Six decades ago, a 21-year-old Navy fighter pilot on a mission over the Pacific was shot down by Japanese artillery. His name might have been forgotten, were it not for 6-year-old James Leininger.
Quite a few people — including those who knew the fighter pilot — think James is the pilot, reincarnated.
James' parents, Andrea and Bruce, a highly educated, modern couple, say they are "probably the people least likely to have a scenario like this pop up in their lives."
But over time, they have become convinced their little son has had a former life.
From an early age, James would play with nothing else but planes, his parents say. But when he was 2, they said the planes their son loved began to give him regular nightmares.
"I'd wake him up and he'd be screaming," Andrea told "Primetime Live" co-anchor Chris Cuomo. She said when she asked her son what he was dreaming about, he would say, "Airplane crash on fire, little man can't get out."
Andrea says her mom was the first to suggest James was remembering a past life.
At first, Andrea says she was doubtful. James was only watching kids' shows, his parents say, and they weren't watching World War II documentaries or conversing about military history.
But as time went by, Andrea began to wonder what to believe. In one video of James at age 3, he goes over a plane as if he's doing a preflight check.
Another time, Andrea said, she bought him a toy plane, and pointed out what appeared to be a bomb on its underside. She says James corrected her, and told her it was a drop tank. "I'd never heard of a drop tank," she said. "I didn't know what a drop tank was."
Then James' violent nightmares got worse, occurring three and four times a week. Andrea's mother suggested she look into the work of counselor and therapist Carol Bowman, who believes that the dead sometimes can be reborn.
With guidance from Bowman, they began to encourage James to share his memories — and immediately, Andrea says, the nightmares started to become less frequent. James was also becoming more articulate about his apparent past, she said.
Bowman said James was at the age when former lives are most easily recalled. "They haven't had the cultural conditioning, the layering over the experience in this life so the memories can percolate up more easily," she said.
Over time, James' parents say he revealed extraordinary details about the life of a former fighter pilot — mostly at bedtime, when he was drowsy.
They say James told them his plane had been hit by the Japanese and crashed.
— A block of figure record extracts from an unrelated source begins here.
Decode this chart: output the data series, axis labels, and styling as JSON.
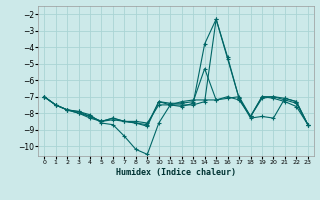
{
  "xlabel": "Humidex (Indice chaleur)",
  "bg_color": "#cce9e9",
  "grid_color": "#aad4d4",
  "line_color": "#006666",
  "xlim": [
    -0.5,
    23.5
  ],
  "ylim": [
    -10.6,
    -1.5
  ],
  "xticks": [
    0,
    1,
    2,
    3,
    4,
    5,
    6,
    7,
    8,
    9,
    10,
    11,
    12,
    13,
    14,
    15,
    16,
    17,
    18,
    19,
    20,
    21,
    22,
    23
  ],
  "yticks": [
    -2,
    -3,
    -4,
    -5,
    -6,
    -7,
    -8,
    -9,
    -10
  ],
  "series": [
    {
      "x": [
        0,
        1,
        2,
        3,
        4,
        5,
        6,
        7,
        8,
        9,
        10,
        11,
        12,
        13,
        14,
        15,
        16,
        17,
        18,
        19,
        20,
        21,
        22,
        23
      ],
      "y": [
        -7.0,
        -7.5,
        -7.8,
        -7.9,
        -8.1,
        -8.6,
        -8.7,
        -9.4,
        -10.2,
        -10.5,
        -8.6,
        -7.5,
        -7.3,
        -7.2,
        -7.2,
        -7.2,
        -7.1,
        -7.0,
        -8.2,
        -7.0,
        -7.1,
        -7.3,
        -7.6,
        -8.7
      ]
    },
    {
      "x": [
        0,
        1,
        2,
        3,
        4,
        5,
        6,
        7,
        8,
        9,
        10,
        11,
        12,
        13,
        14,
        15,
        16,
        17,
        18,
        19,
        20,
        21,
        22,
        23
      ],
      "y": [
        -7.0,
        -7.5,
        -7.8,
        -7.9,
        -8.2,
        -8.5,
        -8.3,
        -8.5,
        -8.5,
        -8.6,
        -7.5,
        -7.5,
        -7.5,
        -7.5,
        -7.3,
        -2.3,
        -4.7,
        -7.1,
        -8.2,
        -7.1,
        -7.0,
        -7.2,
        -7.4,
        -8.7
      ]
    },
    {
      "x": [
        0,
        1,
        2,
        3,
        4,
        5,
        6,
        7,
        8,
        9,
        10,
        11,
        12,
        13,
        14,
        15,
        16,
        17,
        18,
        19,
        20,
        21,
        22,
        23
      ],
      "y": [
        -7.0,
        -7.5,
        -7.8,
        -8.0,
        -8.2,
        -8.5,
        -8.3,
        -8.5,
        -8.6,
        -8.7,
        -7.3,
        -7.5,
        -7.6,
        -7.4,
        -3.8,
        -2.3,
        -4.6,
        -7.1,
        -8.3,
        -8.2,
        -8.3,
        -7.1,
        -7.3,
        -8.7
      ]
    },
    {
      "x": [
        0,
        1,
        2,
        3,
        4,
        5,
        6,
        7,
        8,
        9,
        10,
        11,
        12,
        13,
        14,
        15,
        16,
        17,
        18,
        19,
        20,
        21,
        22,
        23
      ],
      "y": [
        -7.0,
        -7.5,
        -7.8,
        -8.0,
        -8.3,
        -8.5,
        -8.4,
        -8.5,
        -8.6,
        -8.8,
        -7.3,
        -7.4,
        -7.4,
        -7.3,
        -5.3,
        -7.2,
        -7.0,
        -7.2,
        -8.2,
        -7.0,
        -7.0,
        -7.1,
        -7.3,
        -8.7
      ]
    }
  ]
}
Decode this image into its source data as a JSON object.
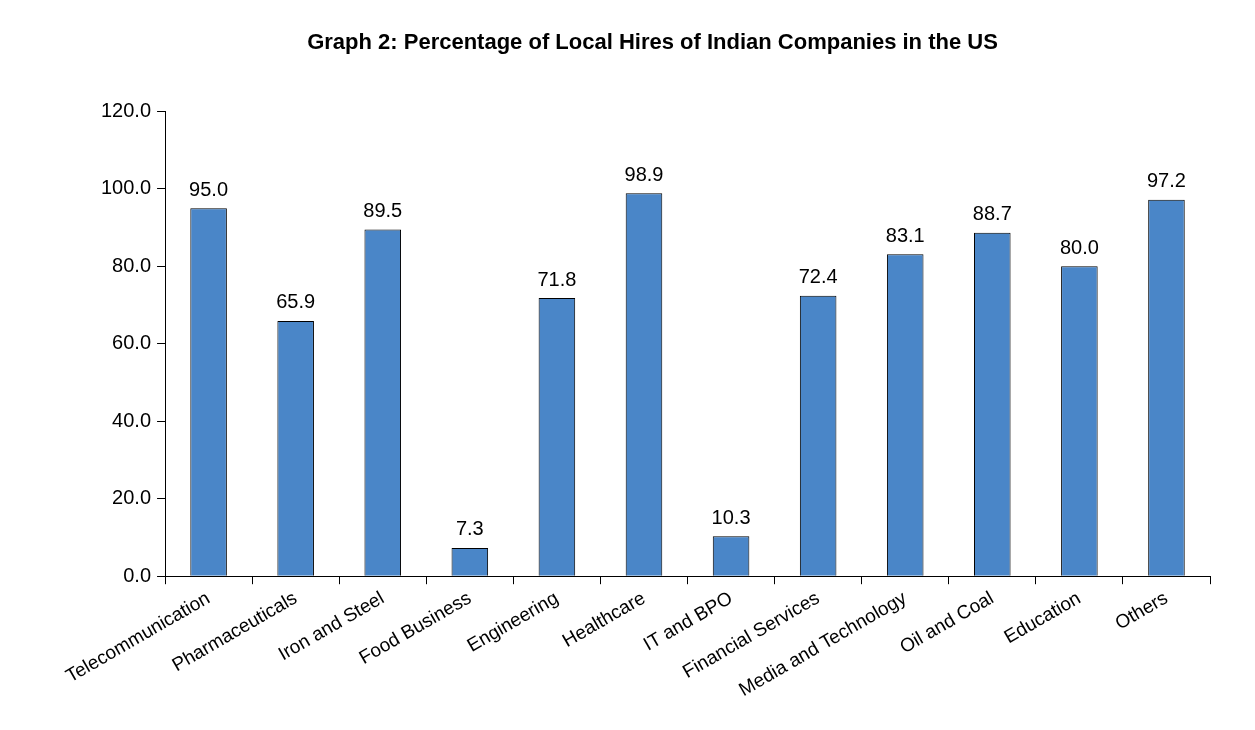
{
  "chart_data": {
    "type": "bar",
    "title": "Graph 2: Percentage of Local Hires of Indian Companies in the US",
    "categories": [
      "Telecommunication",
      "Pharmaceuticals",
      "Iron and Steel",
      "Food Business",
      "Engineering",
      "Healthcare",
      "IT and BPO",
      "Financial Services",
      "Media and Technology",
      "Oil and Coal",
      "Education",
      "Others"
    ],
    "values": [
      95.0,
      65.9,
      89.5,
      7.3,
      71.8,
      98.9,
      10.3,
      72.4,
      83.1,
      88.7,
      80.0,
      97.2
    ],
    "value_labels": [
      "95.0",
      "65.9",
      "89.5",
      "7.3",
      "71.8",
      "98.9",
      "10.3",
      "72.4",
      "83.1",
      "88.7",
      "80.0",
      "97.2"
    ],
    "color": "#4a86c8",
    "ylim": [
      0,
      120
    ],
    "yticks": [
      {
        "value": 0,
        "label": "0.0"
      },
      {
        "value": 20,
        "label": "20.0"
      },
      {
        "value": 40,
        "label": "40.0"
      },
      {
        "value": 60,
        "label": "60.0"
      },
      {
        "value": 80,
        "label": "80.0"
      },
      {
        "value": 100,
        "label": "100.0"
      },
      {
        "value": 120,
        "label": "120.0"
      }
    ],
    "grid": false,
    "legend": false
  }
}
Andrea says James told his father he flew a Corsair, and then told her, "They used to get flat tires all the time."
In fact, historians and pilots agree that the plane's tires took a lot of punishment on landing. But that's a fact that could easily be found in books or on television.
Andrea says James also told his father the name of the boat he took off from — Natoma — and the name of someone he flew with — Jack Larson.
After some research, Bruce discovered both the Natoma and Jack Larson were real. The Natoma Bay was a small aircraft carrier in the Pacific. And Larson is living in Arkansas.
"It was like, holy mackerel," Bruce said. "You could have poured my brains out of my ears. I just couldn't believe it.
Bruce became obsessed, searching the Internet, combing through military records and interviewing men who served aboard the Natoma Bay.